The state-owned LPG producers in the country have found themselves at a huge disadvantage as the increased imports of subsidized LPG have suppressed prices in the local market.
This unprecedented increase in inflows of subsidized LPG has also led to significant losses for the national exchequer as a result, a national daily reported.
The subsidized LPG is imported through the port and Taftan border. Since the price is lower for this imported LPG, an influx of supply has also made it necessary for local companies to sell at a price lower than the one notified by the Oil and Gas Regulatory Authority (OGRA).
Charging lower rates was necessary for local producers in order to avoid raising issues and the closure of production at the fields.
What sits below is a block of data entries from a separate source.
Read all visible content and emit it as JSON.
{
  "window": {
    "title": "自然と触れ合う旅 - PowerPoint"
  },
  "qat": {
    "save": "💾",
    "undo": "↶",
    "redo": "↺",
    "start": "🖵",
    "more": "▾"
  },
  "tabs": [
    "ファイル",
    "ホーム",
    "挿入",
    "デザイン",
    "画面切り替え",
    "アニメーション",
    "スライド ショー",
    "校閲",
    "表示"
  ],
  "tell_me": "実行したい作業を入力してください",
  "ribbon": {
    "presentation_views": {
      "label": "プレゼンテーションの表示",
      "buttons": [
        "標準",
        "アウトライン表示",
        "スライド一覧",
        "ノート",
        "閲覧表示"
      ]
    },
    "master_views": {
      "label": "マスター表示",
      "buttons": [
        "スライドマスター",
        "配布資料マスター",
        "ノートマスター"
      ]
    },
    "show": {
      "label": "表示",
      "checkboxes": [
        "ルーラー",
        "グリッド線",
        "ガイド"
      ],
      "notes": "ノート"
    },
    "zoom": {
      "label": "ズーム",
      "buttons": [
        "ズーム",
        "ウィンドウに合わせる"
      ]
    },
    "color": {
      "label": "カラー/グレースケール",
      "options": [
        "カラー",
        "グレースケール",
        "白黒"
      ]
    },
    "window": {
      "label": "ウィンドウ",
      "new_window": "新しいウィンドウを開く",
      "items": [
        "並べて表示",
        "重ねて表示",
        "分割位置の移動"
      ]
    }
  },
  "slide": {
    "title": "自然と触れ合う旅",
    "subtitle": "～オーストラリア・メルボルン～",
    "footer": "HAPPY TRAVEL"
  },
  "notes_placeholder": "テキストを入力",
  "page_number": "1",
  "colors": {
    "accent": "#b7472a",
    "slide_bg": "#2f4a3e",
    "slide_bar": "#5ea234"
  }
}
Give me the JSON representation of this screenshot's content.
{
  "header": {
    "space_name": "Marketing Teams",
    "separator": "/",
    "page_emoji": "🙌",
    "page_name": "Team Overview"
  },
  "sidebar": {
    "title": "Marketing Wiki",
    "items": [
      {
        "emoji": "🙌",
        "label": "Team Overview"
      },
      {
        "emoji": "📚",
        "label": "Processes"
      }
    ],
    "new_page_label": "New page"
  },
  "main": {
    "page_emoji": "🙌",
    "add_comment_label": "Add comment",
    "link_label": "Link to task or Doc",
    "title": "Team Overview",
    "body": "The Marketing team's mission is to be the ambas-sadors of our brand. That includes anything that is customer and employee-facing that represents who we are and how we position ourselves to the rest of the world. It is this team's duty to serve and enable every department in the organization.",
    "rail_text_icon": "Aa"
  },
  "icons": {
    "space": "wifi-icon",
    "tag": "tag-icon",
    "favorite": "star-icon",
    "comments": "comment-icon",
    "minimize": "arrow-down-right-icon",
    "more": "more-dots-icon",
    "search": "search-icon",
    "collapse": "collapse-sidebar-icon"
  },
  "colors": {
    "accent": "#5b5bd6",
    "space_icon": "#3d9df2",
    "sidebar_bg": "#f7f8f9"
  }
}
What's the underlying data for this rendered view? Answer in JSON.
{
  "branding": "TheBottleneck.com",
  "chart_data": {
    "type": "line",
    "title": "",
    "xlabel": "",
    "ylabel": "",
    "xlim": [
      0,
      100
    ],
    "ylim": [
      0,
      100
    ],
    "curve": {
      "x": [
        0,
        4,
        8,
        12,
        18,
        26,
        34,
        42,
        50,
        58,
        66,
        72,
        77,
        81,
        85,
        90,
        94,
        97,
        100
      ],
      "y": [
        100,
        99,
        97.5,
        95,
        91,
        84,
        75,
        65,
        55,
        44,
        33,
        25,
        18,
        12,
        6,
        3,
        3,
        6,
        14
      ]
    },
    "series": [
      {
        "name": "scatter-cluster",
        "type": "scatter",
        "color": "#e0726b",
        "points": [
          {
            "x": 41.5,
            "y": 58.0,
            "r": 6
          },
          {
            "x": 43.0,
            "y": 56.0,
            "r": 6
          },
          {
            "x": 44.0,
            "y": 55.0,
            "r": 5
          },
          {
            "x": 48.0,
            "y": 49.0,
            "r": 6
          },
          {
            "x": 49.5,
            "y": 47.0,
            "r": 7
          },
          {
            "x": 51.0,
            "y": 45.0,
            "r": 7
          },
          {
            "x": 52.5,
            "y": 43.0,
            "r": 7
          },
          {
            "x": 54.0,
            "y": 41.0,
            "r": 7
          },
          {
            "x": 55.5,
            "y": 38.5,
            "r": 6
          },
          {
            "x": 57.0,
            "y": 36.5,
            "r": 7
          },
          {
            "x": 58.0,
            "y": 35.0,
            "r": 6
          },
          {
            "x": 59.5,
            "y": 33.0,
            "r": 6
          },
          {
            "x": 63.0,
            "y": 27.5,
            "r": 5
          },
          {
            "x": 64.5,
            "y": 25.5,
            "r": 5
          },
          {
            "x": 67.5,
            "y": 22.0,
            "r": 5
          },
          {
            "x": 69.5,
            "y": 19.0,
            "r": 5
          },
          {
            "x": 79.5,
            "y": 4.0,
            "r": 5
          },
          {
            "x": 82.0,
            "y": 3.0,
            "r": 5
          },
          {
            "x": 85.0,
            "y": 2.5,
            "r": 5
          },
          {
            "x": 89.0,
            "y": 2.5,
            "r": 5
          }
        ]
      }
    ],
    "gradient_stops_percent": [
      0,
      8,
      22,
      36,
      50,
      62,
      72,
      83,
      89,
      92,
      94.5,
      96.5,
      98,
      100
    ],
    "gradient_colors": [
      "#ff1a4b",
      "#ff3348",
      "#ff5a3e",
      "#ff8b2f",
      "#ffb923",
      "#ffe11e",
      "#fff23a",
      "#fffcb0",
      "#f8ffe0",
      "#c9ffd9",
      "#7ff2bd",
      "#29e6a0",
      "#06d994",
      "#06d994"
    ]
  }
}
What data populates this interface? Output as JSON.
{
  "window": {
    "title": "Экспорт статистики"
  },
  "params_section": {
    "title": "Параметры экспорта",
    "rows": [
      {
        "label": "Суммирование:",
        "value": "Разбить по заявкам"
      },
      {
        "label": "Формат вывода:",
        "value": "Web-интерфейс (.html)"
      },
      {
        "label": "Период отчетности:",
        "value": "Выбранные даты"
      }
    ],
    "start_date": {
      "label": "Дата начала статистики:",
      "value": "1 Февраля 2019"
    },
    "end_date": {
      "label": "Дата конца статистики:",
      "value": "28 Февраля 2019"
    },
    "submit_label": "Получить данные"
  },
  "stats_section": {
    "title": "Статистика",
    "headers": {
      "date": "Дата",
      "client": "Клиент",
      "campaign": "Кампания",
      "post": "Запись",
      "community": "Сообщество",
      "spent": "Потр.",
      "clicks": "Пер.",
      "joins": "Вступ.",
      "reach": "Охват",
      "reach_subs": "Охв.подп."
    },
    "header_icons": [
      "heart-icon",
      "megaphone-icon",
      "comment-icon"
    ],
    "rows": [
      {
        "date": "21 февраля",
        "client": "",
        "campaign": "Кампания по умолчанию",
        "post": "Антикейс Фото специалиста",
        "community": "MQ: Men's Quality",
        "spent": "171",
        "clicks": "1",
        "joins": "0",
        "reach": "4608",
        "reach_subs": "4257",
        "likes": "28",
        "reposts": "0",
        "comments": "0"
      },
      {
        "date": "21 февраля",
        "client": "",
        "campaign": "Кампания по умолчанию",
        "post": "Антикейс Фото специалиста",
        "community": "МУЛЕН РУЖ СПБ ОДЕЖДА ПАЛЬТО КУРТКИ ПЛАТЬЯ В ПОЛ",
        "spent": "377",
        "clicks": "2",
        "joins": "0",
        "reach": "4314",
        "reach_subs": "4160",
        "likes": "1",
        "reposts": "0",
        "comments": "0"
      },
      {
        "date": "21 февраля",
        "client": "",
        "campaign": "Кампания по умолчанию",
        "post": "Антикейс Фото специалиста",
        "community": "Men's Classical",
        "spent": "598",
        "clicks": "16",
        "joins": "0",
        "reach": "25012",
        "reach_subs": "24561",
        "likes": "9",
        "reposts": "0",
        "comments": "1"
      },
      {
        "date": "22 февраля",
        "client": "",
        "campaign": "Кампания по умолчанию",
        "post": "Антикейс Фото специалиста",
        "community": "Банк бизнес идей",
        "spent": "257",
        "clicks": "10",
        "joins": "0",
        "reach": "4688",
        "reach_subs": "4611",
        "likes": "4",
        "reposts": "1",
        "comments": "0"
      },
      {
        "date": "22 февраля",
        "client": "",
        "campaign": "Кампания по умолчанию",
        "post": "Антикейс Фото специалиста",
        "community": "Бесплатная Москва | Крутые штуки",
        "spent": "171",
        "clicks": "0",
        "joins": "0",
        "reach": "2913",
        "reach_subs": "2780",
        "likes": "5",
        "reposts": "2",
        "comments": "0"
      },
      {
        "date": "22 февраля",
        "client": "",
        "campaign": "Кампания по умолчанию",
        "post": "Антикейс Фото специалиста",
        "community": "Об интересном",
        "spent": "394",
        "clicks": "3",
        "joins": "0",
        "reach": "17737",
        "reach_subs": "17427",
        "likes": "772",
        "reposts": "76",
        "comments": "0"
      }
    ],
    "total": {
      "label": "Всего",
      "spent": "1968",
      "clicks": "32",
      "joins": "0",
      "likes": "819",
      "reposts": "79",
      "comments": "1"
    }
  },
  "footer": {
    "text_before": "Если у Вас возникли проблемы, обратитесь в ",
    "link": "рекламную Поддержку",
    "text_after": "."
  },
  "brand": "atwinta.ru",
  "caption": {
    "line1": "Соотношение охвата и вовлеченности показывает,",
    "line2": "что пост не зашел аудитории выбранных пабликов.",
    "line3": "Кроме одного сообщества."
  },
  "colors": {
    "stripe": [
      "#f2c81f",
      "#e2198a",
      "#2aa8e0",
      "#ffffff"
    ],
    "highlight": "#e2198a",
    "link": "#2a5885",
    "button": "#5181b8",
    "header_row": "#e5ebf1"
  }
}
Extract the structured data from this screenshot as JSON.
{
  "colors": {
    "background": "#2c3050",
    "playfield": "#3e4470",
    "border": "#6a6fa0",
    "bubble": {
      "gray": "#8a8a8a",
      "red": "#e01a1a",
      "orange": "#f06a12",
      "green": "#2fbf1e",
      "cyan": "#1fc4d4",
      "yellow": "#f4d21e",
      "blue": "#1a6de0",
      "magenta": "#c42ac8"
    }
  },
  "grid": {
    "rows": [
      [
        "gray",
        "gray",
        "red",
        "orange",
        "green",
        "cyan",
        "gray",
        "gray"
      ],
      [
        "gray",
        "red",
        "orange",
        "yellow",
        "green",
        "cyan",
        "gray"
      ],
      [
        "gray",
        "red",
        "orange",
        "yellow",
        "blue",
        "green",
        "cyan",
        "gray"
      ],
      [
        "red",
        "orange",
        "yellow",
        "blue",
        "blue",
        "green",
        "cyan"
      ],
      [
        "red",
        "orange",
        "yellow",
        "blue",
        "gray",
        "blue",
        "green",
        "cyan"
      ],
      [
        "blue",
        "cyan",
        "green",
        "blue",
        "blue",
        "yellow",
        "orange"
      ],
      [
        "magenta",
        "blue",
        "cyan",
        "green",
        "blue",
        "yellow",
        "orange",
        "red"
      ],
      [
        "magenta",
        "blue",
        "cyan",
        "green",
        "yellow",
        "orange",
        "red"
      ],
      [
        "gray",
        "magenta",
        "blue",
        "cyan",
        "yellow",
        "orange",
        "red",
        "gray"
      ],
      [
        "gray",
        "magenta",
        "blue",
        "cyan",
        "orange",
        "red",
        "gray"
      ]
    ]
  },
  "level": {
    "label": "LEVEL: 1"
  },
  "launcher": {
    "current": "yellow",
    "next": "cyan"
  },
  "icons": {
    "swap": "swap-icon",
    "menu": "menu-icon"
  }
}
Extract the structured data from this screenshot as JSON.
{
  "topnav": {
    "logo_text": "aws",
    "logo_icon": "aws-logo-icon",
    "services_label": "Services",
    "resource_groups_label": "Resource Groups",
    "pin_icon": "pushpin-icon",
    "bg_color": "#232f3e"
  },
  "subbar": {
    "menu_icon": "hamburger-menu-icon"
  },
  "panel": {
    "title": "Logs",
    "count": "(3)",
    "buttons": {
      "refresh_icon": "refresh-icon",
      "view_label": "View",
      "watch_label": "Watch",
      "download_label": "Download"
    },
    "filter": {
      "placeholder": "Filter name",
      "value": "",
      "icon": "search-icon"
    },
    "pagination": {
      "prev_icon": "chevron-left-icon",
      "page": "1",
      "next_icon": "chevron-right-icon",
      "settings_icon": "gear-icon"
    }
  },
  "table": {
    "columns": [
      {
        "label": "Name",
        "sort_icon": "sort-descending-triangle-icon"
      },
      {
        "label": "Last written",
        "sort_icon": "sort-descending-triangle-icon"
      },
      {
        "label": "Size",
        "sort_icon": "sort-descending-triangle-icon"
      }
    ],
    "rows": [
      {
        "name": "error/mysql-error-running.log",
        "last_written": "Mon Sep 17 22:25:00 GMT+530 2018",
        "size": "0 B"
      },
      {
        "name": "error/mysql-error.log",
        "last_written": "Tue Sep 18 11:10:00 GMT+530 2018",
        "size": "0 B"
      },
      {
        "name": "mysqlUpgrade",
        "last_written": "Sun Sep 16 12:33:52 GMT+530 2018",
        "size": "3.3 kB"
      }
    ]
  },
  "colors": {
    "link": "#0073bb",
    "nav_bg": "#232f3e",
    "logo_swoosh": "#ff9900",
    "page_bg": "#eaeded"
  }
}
The OGRA has written two letters to the Petroleum Secretary, Mian Asad Hayaud Din, to inform him about this issue on 29 January 2021 and 30 April 2021. The authority highlighted the disparity prices being offered by the LPG importers and the prices that local producers need to charge.
The letters detailed that the reduction of the Petroleum Development Levy (PDL) and the GST on the imported LPG has resulted in poor quality of imported LPG and is also causing losses to the local LPG producers, thereby also causing losses to the national kitty.
The applicable PDL on imported gas is Rs. 4,667 per ton, while none is offered at the local LPG. Furthermore, 17 percent GST is applied to domestic LPG, while the GST on imported products is 10 percent.
MD OGDCL has asked for the warding off of disparity of the PDL and the GST between the imported and locally produced LPG to avoid this consistent problem.
Approximately, 70 percent of demand for LPG is met by local production. The letter requested the petroleum division that the import of LPG be limited only to the extent of meeting the domestic demand while ensuring minimum standards and quality.